Centro propulsore, l’Europa: si potrebbe legittimamente sostenere che siamo stati addirittura capaci di esportare questa nostra pervertita e degenere variante della cura di sé greca al di là dell’Atlantico, che gli americani non conoscessero il risentimento, che la loro critica sociale si abbeverasse ad altre fonti: basti pensare a gente come Emerson, a Thoreau, a quei ruvidi disobbedienti che, da noi, non hanno potuto e non potranno trovare orecchie disponibili all’ascolto. Perché? Proprio in virtù del loro essere difensori e cantori dell’ideale della responsabilità individuale, che garantirebbe una dose di libertà difficilmente gestibile, per noi, abituati a frignarci addosso e dispostissimi a barattare, al più presto, la nostra libertà con il pregio dell’irresponsabilità. Allora, meglio sciogliersi nei grandi numeri, ricercare un’identità che sia quanto più “sociale”, abdicare al proprio volto.
Continuiamo ad aver paura, a non voler tematizzare la questione radicale, cioè quella che denuda le radici del nostro convivere democratico: la questione della folla. Di che cosa parliamo, quando parliamo di democrazia? Della forma più elitaria di governo: giustamente elitaria. Sono i totalitarismi a proteggere la folla, a preoccuparsi di difenderla dalle minoranze. Il messaggio democratico, al contrario, non può che essere questo: non lasciare solo l’uno, il singolo, la minoranza estrema.
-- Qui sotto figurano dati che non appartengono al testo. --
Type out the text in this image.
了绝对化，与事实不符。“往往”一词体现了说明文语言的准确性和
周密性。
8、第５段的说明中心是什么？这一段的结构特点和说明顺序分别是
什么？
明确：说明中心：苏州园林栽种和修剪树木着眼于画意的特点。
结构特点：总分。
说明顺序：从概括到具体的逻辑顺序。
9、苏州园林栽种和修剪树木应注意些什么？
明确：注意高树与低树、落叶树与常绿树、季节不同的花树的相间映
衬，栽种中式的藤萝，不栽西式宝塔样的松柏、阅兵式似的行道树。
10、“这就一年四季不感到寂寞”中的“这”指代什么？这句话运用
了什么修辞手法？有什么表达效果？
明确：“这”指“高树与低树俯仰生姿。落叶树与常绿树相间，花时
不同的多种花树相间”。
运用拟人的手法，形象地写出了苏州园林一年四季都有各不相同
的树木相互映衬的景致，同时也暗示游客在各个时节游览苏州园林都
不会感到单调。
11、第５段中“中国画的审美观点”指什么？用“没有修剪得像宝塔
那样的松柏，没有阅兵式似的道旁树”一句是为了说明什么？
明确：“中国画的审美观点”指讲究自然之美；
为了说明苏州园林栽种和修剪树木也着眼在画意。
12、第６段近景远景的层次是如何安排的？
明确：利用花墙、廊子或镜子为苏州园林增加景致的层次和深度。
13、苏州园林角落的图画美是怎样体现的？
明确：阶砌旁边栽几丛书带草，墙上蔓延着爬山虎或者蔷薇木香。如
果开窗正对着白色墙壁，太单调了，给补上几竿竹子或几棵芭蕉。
Un ragazzo che trema, impotente, fronteggia una ragazza che mima e sbeffeggia l’amore, mossa dai fini più osceni, quelli “politici”, e viene applaudita, spalleggiata, incoraggiata dai suoi simili, che sono tanti. Io so chi ho intenzione di difendere, apprezzo lo specchio che mi riflette, so che non voglio sbeffeggiare me stesso.